Four Green Berets dead, more injured after being ambushed in Niger
The commandos were near the Mali borderSoldiers with 1st Battalion, 10th Special Forces Group, participate in 1st Spec Ops Support Squadron HAVE ACE training in Florida. (U.S. Air Force photo by Airman 1st Class Joseph Pick)
UPDATE: Oct. 6, 2017, 4:30pmEST: U.S. Africa Command (AFRICOM) has released that a fourth Green Beret was killed in the ambush that killed three other Green Berets and injured two others.
We have updated information related to the attack on U.S. and Nigerien forces that occurred on October 4th in southwest Niger. The body of another U.S. Service Member has been recovered from the area of attack, bringing the number of U.S. Service Members killed in this attack to four.
U.S. Africa Command (AFRICOM) reported On October 4th, that a joint U.S. and Nigerian patrol came under hostile fire in southwest Niger.
On Oct. 4, three (3) U.S. service members and one partner nation member were killed while the U.S. was providing advice and assistance to Nigerien security force counter-terror operations, approximately 200 km north of Niamey, in southwest Niger. Additionally, two U.S. service members were injured and evacuated in stable condition to Landstuhl Regional Medical Center in Germany.
Names are being withheld as part of the next of kin notification process.
Our thoughts and prayers are with the families and friends of the fallen service members.
U.S. Forces are in Niger to provide training and security assistance to the Nigerien Armed Forces, in their efforts to counter violent extremist organizations in the region.
The commandos were likely attacked by al-Qaida in the Islamic Maghreb militants.
Al-Qaida in the Islamic Maghreb is an off-shoot of al-Qaida.
President Dondal Trump has been briefed on the ambush by Chief of Staff Marine Gen. John Kelly.
The New York Times reported more on the U.S. drone operations in the country:
The government of President Mahamadou Issoufou of Niger has proved to be a stalwart partner in the United States’ counterterrorism campaign in the Sahel. About a dozen Army Special Forces conduct, train and advise missions at any given time in the country, and just under 100 American military personnel help operate drone operations from the country.
Since 2013, unarmed American drones have soared skyward from a secluded military airfield in Niamey, starting surveillance missions of 10 hours or more to track fighters affiliated with Al Qaeda and other militants in Mali.

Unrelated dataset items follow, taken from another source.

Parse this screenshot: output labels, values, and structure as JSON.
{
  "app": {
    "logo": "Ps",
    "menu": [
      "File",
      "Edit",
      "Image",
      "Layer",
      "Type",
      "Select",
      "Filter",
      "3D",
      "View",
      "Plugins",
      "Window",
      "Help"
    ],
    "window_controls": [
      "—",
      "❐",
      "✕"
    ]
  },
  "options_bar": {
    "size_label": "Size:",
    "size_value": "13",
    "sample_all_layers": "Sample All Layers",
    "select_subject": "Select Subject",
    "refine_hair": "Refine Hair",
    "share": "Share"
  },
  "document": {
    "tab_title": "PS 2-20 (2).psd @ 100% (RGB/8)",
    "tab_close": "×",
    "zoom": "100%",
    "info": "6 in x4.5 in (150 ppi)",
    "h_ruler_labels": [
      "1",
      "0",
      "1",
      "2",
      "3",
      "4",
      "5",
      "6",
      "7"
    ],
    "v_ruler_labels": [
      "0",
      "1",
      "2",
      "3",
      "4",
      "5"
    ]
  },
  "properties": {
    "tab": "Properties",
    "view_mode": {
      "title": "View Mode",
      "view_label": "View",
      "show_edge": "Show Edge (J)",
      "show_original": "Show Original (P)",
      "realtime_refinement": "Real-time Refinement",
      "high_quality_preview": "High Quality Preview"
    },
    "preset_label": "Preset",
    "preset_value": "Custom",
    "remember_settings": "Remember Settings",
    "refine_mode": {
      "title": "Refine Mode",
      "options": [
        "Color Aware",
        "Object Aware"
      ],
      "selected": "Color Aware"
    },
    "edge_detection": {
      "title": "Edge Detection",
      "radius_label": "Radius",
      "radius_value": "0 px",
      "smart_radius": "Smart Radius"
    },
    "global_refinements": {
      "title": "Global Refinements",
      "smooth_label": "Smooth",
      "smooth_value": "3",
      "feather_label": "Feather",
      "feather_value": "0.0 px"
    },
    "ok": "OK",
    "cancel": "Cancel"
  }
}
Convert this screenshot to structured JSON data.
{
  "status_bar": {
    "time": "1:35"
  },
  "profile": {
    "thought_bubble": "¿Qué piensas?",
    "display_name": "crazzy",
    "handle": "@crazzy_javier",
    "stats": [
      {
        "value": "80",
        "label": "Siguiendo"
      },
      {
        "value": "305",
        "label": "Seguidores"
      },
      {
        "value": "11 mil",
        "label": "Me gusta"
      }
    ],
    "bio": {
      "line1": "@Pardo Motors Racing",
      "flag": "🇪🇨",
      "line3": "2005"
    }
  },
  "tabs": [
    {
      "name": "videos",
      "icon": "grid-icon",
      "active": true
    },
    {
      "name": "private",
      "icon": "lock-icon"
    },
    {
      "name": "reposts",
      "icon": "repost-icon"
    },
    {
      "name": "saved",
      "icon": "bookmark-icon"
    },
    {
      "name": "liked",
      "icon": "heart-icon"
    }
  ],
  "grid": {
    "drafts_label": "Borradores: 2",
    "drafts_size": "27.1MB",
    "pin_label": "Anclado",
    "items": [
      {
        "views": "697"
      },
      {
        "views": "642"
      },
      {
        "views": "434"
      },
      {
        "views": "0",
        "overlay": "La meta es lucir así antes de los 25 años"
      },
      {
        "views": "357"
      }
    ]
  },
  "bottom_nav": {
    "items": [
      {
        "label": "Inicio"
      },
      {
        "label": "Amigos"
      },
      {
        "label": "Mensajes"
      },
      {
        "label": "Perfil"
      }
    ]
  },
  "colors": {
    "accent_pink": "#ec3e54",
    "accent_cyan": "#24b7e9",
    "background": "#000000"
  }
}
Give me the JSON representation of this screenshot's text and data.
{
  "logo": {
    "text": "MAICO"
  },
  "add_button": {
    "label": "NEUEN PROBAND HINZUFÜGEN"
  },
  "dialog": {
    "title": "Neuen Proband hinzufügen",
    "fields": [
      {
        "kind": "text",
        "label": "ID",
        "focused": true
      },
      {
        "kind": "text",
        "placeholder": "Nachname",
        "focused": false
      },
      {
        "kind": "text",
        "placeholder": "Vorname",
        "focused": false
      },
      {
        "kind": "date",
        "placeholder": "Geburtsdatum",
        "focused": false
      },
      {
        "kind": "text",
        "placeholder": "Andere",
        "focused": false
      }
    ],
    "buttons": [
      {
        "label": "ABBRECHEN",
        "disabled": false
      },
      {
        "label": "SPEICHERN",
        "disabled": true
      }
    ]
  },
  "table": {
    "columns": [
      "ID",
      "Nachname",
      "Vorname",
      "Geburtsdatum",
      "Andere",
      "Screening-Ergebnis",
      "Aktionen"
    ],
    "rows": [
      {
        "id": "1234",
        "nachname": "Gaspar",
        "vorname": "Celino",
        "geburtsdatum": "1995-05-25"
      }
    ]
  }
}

Over the years, MQ-9 Reapers that have been based there stream live video and data from other sensors to American analysts working with French commanders, who say the aerial intelligence has been critical to their success in driving jihadists from a vast desert refuge in northern Mali.
The United States is building a $50 million drone base in Agadez, Niger. When completed next year, it will allow Reaper surveillance drones to fly from hundreds of miles closer to southern Libya, to monitor Islamic State insurgents flowing south and other extremists flowing north from the Sahel region.